Provided the initiative for the safeguard of Jerusalem’s heritage meets with broad endorsement, Mr Matsuura proposed to seek the means necessary to fund an operation that would be conducted “strictly on professional and technical footing, removed from all political considerations.”

“I seek from the international community,” he declared, “what I see as a duty of self-respect in this period of bewilderment and mindlessness, let us perform a highly symbolic act which sets forth our faith in the future of the human family at peace with itself anew.”

In the face of the events of September 11, “indispensable political, diplomatic, security and financial initiatives which are being taken by the international community must be complemented by others, of a cultural dimension,” Mr Matsuura said, adding: “These tragic events will have suddenly placed the values which are at the heart of UNESCO’s mission - tolerance, dialogue, respect and mutual understanding: in one word, the culture of peace - at the forefront of international priorities.”

Mr Matsuura called for “reinforced efforts to deepen knowledge and understanding of the diversity of cultures, and readiness to accept one another, including our differences, and to welcome the other in willingness to live together.” Mr Matsuura highlighted the need to establish, at the international level, both “instruments for a new form of dialogue” as well as “defining new rules, establishing norms and regulatory principles, or simply forms of operation, that are acceptable to all.”

The Director-General presented several aspects of UNESCO’s reinforced standard-setting work, designed to protect and consolidate “common public goods”.

The draft Declaration on Cultural Diversity, presented to the General Conference for adoption, the first international text in this field, defines diversity as a factor of inclusion rather than division;

Work on the development of an international instrument on the safeguard of intangible heritage which “is in due course to complement the 1972 World Heritage Convention”;

The Convention for the Protection of the Underwater Cultural Heritage which meets a pressing need and will provide for “a complete range of standard-setting instruments for the protection of tangible heritage”;

The preparation of international legislation enshrining the fundamental principles of bioethics.

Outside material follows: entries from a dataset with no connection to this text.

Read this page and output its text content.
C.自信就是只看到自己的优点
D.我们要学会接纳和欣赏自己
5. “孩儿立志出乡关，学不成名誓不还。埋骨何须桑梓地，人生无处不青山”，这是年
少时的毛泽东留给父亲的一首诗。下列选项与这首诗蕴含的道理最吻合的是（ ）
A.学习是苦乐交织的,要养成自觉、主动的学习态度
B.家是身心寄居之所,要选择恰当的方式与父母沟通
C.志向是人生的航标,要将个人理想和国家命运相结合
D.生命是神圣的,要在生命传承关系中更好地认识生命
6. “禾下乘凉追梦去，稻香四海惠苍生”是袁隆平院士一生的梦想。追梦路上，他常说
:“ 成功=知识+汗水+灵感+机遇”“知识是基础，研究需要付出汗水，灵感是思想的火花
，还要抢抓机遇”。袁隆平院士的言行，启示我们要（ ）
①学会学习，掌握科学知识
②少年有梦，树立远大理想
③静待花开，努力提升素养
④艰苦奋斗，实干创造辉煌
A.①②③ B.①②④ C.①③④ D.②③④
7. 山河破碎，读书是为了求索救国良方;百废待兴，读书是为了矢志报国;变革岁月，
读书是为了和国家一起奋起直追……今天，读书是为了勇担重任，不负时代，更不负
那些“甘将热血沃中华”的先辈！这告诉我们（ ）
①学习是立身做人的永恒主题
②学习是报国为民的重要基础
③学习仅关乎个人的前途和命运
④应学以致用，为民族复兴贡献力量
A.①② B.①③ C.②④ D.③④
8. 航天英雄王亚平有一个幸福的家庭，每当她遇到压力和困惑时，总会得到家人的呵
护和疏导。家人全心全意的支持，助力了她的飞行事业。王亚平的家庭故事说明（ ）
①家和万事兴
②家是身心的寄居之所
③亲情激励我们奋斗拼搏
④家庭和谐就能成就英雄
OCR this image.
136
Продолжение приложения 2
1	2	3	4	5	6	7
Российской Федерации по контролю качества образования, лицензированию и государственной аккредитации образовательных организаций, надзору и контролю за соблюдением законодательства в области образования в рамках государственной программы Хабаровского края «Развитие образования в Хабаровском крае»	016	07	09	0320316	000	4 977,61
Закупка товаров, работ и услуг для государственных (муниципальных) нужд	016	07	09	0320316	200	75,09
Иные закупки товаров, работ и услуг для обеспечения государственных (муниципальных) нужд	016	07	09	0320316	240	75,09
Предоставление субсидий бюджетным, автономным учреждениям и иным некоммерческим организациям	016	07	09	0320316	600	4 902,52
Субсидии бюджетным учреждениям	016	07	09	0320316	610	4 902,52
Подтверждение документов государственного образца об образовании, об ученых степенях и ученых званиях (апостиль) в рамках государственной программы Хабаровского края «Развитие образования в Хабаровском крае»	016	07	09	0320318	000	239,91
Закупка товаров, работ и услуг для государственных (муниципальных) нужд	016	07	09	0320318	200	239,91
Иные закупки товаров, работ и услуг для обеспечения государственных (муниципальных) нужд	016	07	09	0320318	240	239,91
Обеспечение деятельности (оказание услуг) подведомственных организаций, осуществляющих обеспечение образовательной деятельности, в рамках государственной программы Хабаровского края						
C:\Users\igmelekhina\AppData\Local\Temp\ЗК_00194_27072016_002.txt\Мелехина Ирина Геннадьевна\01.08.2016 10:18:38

In this regard, Mr Matsuura recently reiterated to the Secretary-General of the United Nations UNESCO’s readiness to undertake the preparatory scientific work concerning the elaboration of a Convention forbidding human cloning;

Still concerning bioethics, the elaboration of an international instrument on genetic data, which will address issues of confidentiality and genetically-based discrimination.

Regarding UNESCO’s activities over the coming two years, the Director-General expressed his wish to “focus work and resources on five areas considered as absolute priorities: basic education; freshwater resources and ecosystems; the ethics of science and technology; diversity, pluralism and intercultural dialogue; universal access to information, notably information in the public domain.”